Saturday, January 24, 2009 | Tag Cloud

By Stefan J. Bos, Worthy News Europe Bureau Chief reporting from Budapest

BUDAPEST, HUNGARY (Worthy News) -- Hungary's Prime Minister Ferenc Gyurcsany has urged all political parties to urgently implement strict legislation against hate speech amid concerns over far right groups in the country. He made the comments over the weekend in Budapest at an international conference on combating racism in Hungary and elsewhere in Europe.

Wearing uniforms and carrying banners used by Hungary's pro-nazi regime during World War Two, the Magyar Garda, or Hungarian Guard, has been busy inducting new members. The paramilitary group, known for its anti-Roma and anti-Jewish rhetoric, has even received support from several church leaders.

Pressured by Hungary's government, prosecutors managed to have the group banned this month, but the Magyar Garda has said it will appeal against the court's decision. Western concern over these and other groups was one of the reasons why Hungary's ruling Socialist Party was involved in organizing an international conference on racism here and across Europe.

Hungarian Prime Minister Gyurcsany admitted to delegates, he is concerned about an atmosphere of hatred in the country, which he claims is even present in Hungarian schools. "Recently my eleven-year old daughter Anna came home from school and said, 'There is a boy that shouts at fellow students in a negative way that they are Gypsies or Jews. Can you go to the school and intervene?'",the prime minister recalls.

SCHOOL HATRED

He paused. "I told her that if it disturbs her that she should tell him. And she did." He said "the incident underscores that children do in school what they hear from their parents. They just repeat what the parents are saying."

Among those listening to the prime minister, was former Austrian chancellor Franz Vranitsky. He suggested that far right groups in Hungary and other European countries have used "a feeling of insecurity" among people to thrive and spread their ideas, particularly in difficult economic times.

Extremism has spread in Hungary and other Eastern European countries, especially since the collapse of Communism, exactly two decades ago this year, in part because people began testing how far freedom of speech can be permitted, according to analysts.

Hungarian Prime Minister Gyurcsany suggested at the conference that it was therefore time for tougher anti-hate speech laws. He accused the country's right wing and liberals of "attacking human rights" by blocking the government's attempts to implement the legislation.

DIFFERENT OPINIONS

However in Budapest people have different opinions about Gyurcsany's initiative. The 47-year old artist Maria Szakadati told Worthy News that anti-hate speech laws would only turn the clock back. "I think it is important to have freedom of speech, and I think that this kind of law will limit freedom of speech," she said. "Everybody should have the right to speak about their opinions and to voice them. If we have this kind of law it reminds me a little bit to the previous regime when we had an opinion, but didn't dare to talk about it," Szakadati adds.

Yet 55-year old Nora Welman, who works at a museum strongly disagrees. And, she is pleased that groups such as the far right Magyar Garda have been banned. "I absolutely agree with the prohibition of the existence of the Magyar Garda.

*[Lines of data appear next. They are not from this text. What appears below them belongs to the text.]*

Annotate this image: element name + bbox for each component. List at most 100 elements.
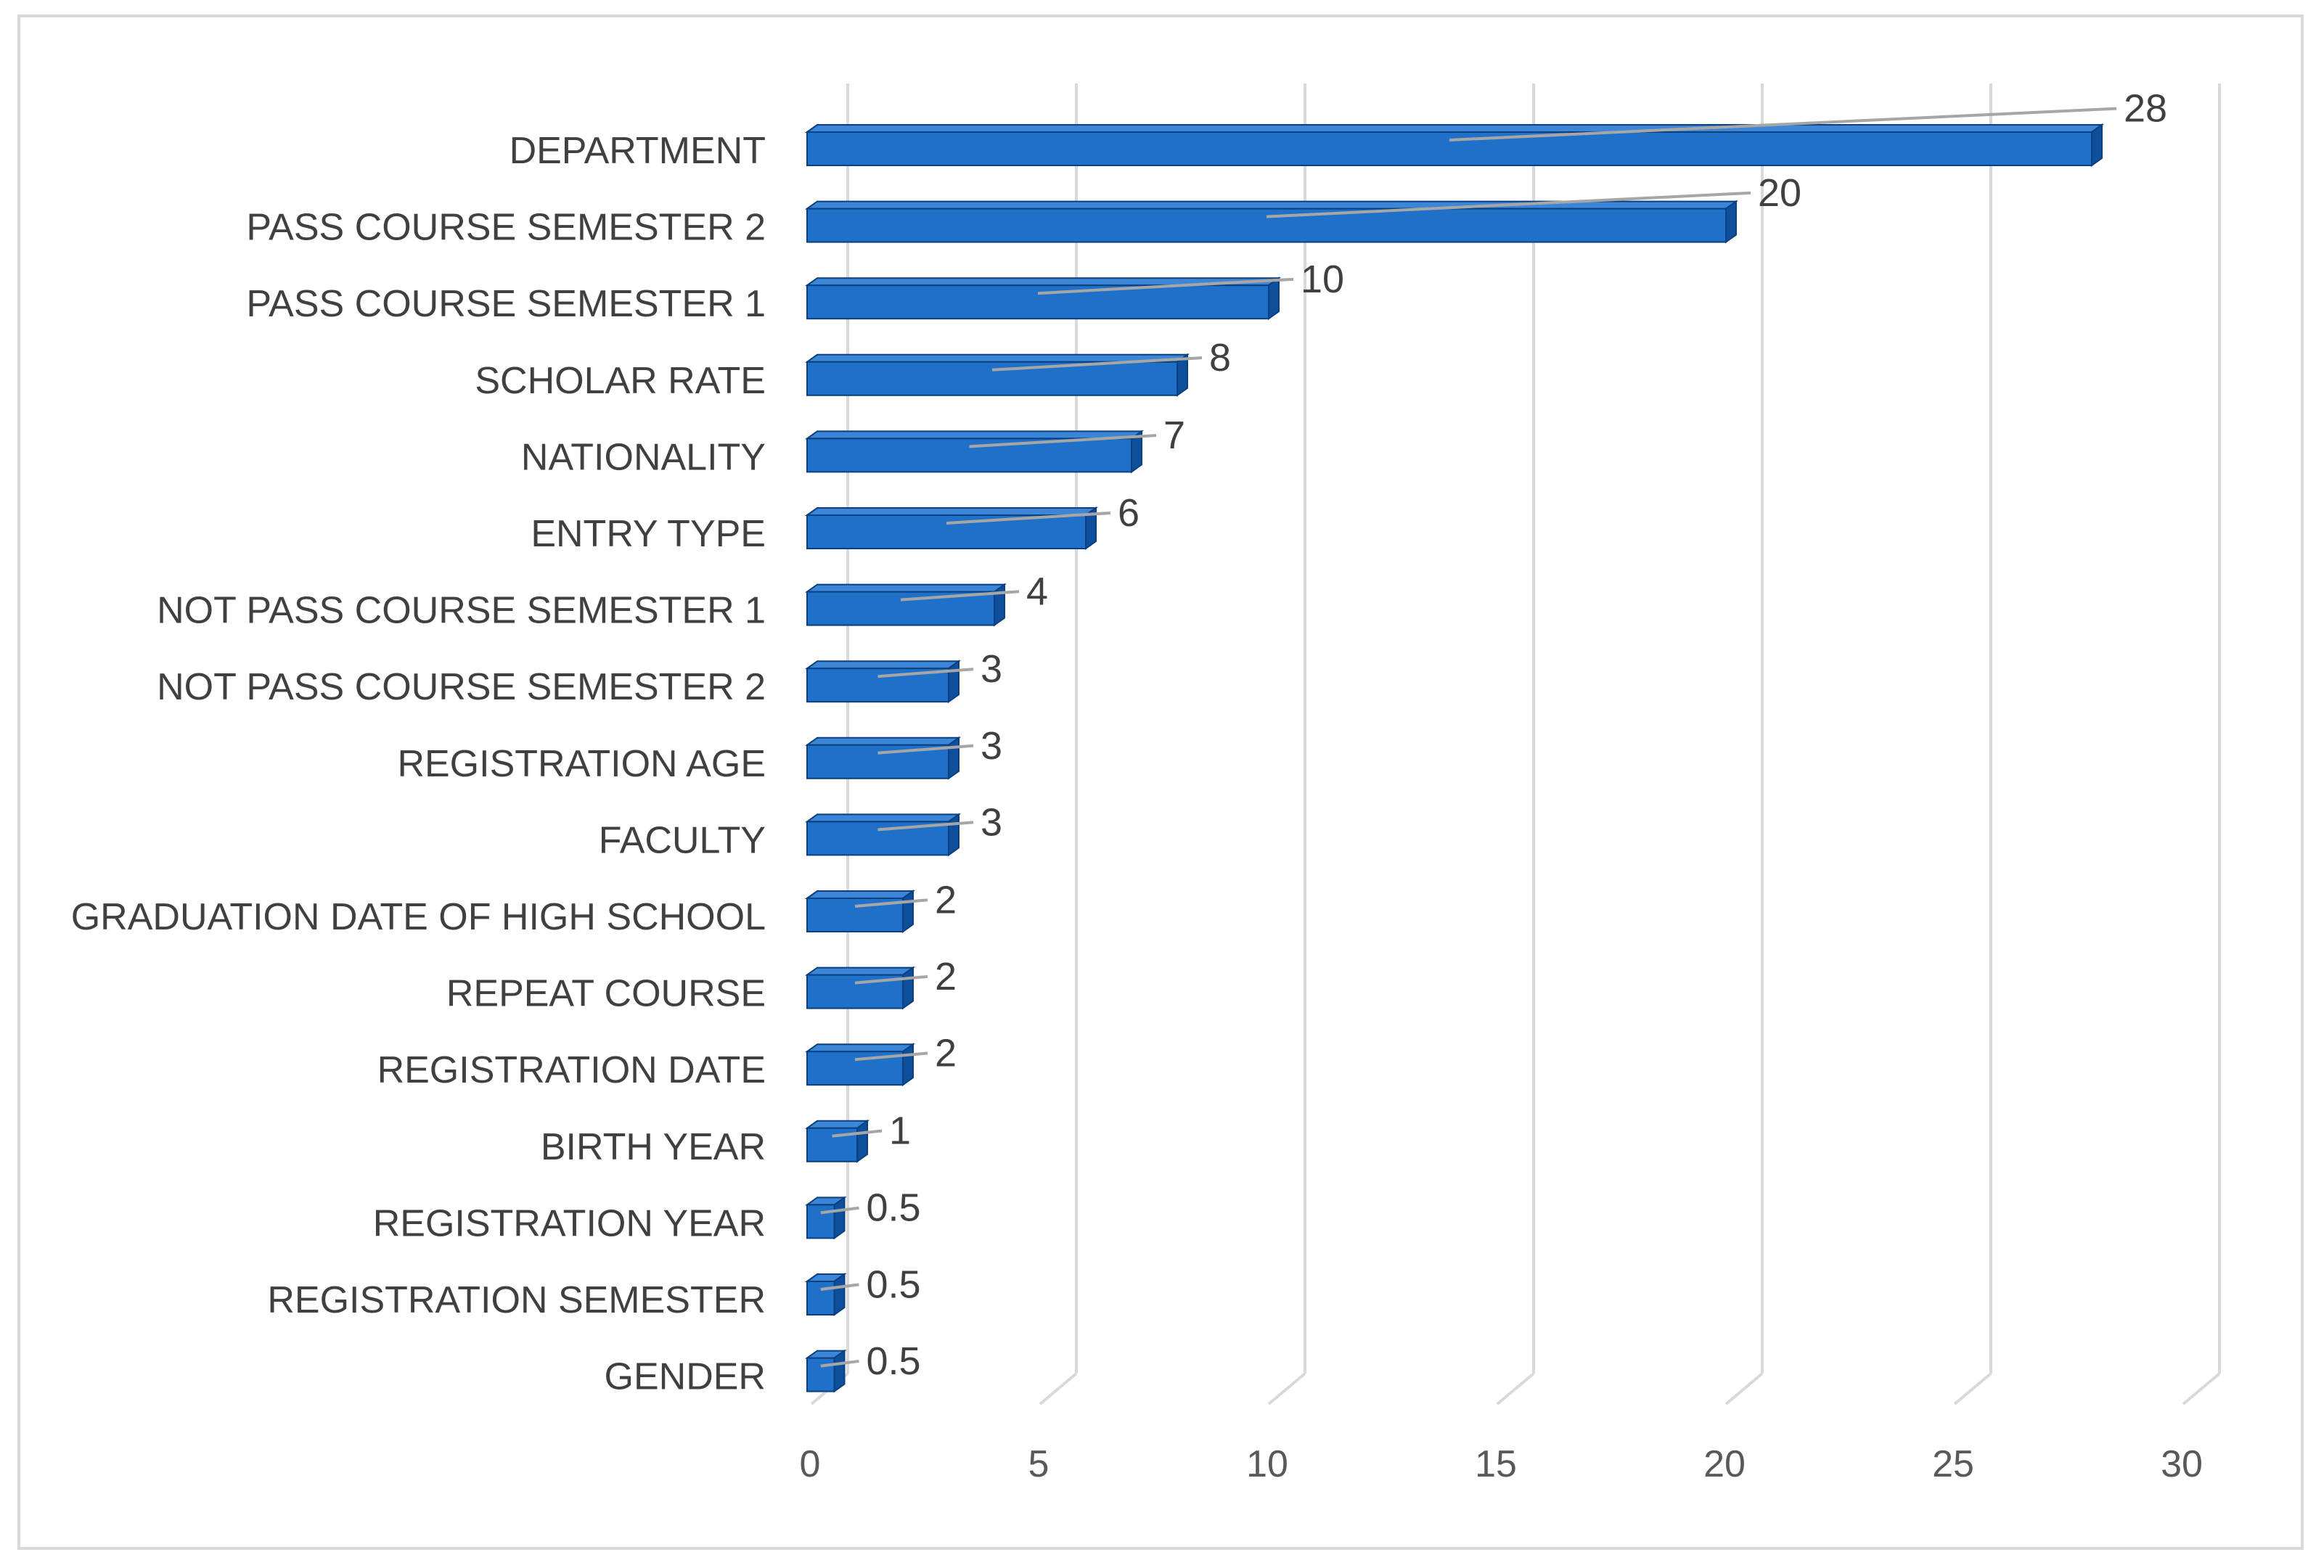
data-label: 3 [981,800,1002,844]
data-label: 7 [1163,414,1185,457]
data-label: 3 [981,724,1002,768]
category-label: NATIONALITY [521,436,766,478]
bar-top-face [804,124,2105,133]
category-label: REGISTRATION AGE [397,743,766,785]
bar-front-face [806,1204,835,1239]
category-label: GENDER [605,1356,766,1398]
category-label: ENTRY TYPE [531,513,766,555]
bar-top-face [804,507,1099,516]
bar-front-face [806,131,2092,166]
bar-registration-date [804,1043,916,1087]
floor-gridline-20 [1724,1372,1764,1405]
data-label: 2 [935,1032,957,1075]
bar-side-face [833,1196,846,1240]
bar-pass-course-semester-1 [804,276,1282,321]
bar-registration-year [804,1196,847,1240]
leader-line [854,1051,928,1062]
x-tick-label-0: 0 [800,1443,821,1485]
bar-repeat-course [804,966,916,1010]
data-label: 28 [2124,87,2167,131]
floor-gridline-30 [2182,1372,2221,1405]
leader-line [832,1129,883,1138]
category-label: REGISTRATION YEAR [373,1202,766,1244]
bar-front-face [806,514,1087,549]
category-label: PASS COURSE SEMESTER 1 [246,283,766,325]
bar-front-face [806,284,1269,320]
data-label: 20 [1758,171,1801,215]
bar-side-face [1131,430,1142,474]
category-label: NOT PASS COURSE SEMESTER 2 [157,666,766,708]
data-label: 0.5 [867,1186,921,1230]
leader-line [900,590,1020,602]
bar-side-face [948,736,960,780]
category-labels: DEPARTMENT PASS COURSE SEMESTER 2 PASS COU… [71,130,766,1398]
bar-front-face [806,208,1727,243]
leader-line [877,821,974,832]
leader-line [1037,277,1294,295]
floor-gridline-15 [1496,1372,1535,1405]
bar-front-face [806,438,1132,473]
x-tick-label-10: 10 [1246,1443,1288,1485]
bar-side-face [948,813,960,857]
leader-line [1449,107,2117,141]
bar-front-face [806,1357,835,1392]
leader-line [877,668,974,678]
bar-birth-year [804,1119,870,1163]
data-label: 4 [1026,570,1048,613]
category-label: REGISTRATION SEMESTER [267,1279,766,1321]
leader-line [820,1359,859,1368]
bar-front-face [806,361,1178,396]
category-label: DEPARTMENT [510,130,766,172]
category-label: NOT PASS COURSE SEMESTER 1 [157,590,766,632]
bar-side-face [1268,276,1280,321]
chart-frame [17,15,2304,1550]
x-axis-ticks: 0 5 10 15 20 25 30 [800,1443,2203,1485]
category-label: GRADUATION DATE OF HIGH SCHOOL [71,896,766,938]
bar-top-face [804,813,962,823]
bar-side-face [902,1043,914,1087]
x-tick-label-25: 25 [1932,1443,1974,1485]
bar-scholar-rate [804,353,1190,397]
bar-side-face [2091,123,2103,167]
floor-gridline-25 [1953,1372,1992,1405]
category-label: FACULTY [599,819,766,861]
bar-side-face [994,583,1005,627]
leader-line [820,1206,859,1215]
bar-nationality [804,430,1145,474]
data-label: 2 [935,955,957,998]
bar-side-face [833,1349,846,1393]
category-label: REGISTRATION DATE [377,1049,766,1091]
category-label: BIRTH YEAR [541,1126,766,1168]
category-label: REPEAT COURSE [446,973,766,1015]
bar-top-face [804,966,916,976]
bar-registration-age [804,736,962,780]
data-label: 10 [1301,258,1344,301]
bar-side-face [856,1119,868,1163]
leader-line [820,1283,859,1291]
bar-top-face [804,1043,916,1053]
data-label: 8 [1209,336,1231,379]
leader-line [877,744,974,755]
x-tick-label-30: 30 [2161,1443,2203,1485]
bar-side-face [948,660,960,704]
bar-front-face [806,1281,835,1315]
leader-line [854,898,928,908]
bar-not-pass-course-semester-1 [804,583,1007,627]
bar-not-pass-course-semester-2 [804,660,962,704]
x-tick-label-5: 5 [1028,1443,1050,1485]
leader-line [991,356,1203,372]
bar-front-face [806,591,995,626]
bar-side-face [833,1273,846,1316]
data-label: 0.5 [867,1339,921,1383]
floor-gridline-10 [1267,1372,1306,1405]
data-label: 6 [1118,491,1140,535]
bar-top-face [804,660,962,670]
data-label: 3 [981,647,1002,691]
leader-line [946,512,1111,525]
leader-line [969,434,1157,448]
bar-side-face [1725,200,1737,244]
x-tick-label-15: 15 [1475,1443,1517,1485]
data-label: 2 [935,878,957,921]
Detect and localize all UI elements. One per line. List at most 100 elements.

They were also creating hatred in this society against different minorities who live in this country and against people who build up this country," she said. "I think these kind of organizations and these kind of ideas had to be wiped out from Hungarian society already a long time ago," Welman added.

So for now the debate continues. This weekend's international conference in Budapest's parliament building was just the beginning concerning of a discussion as to how far freedom of speech should go in European countries, where people increasingly seek scape goats for the continent's current economic difficulties.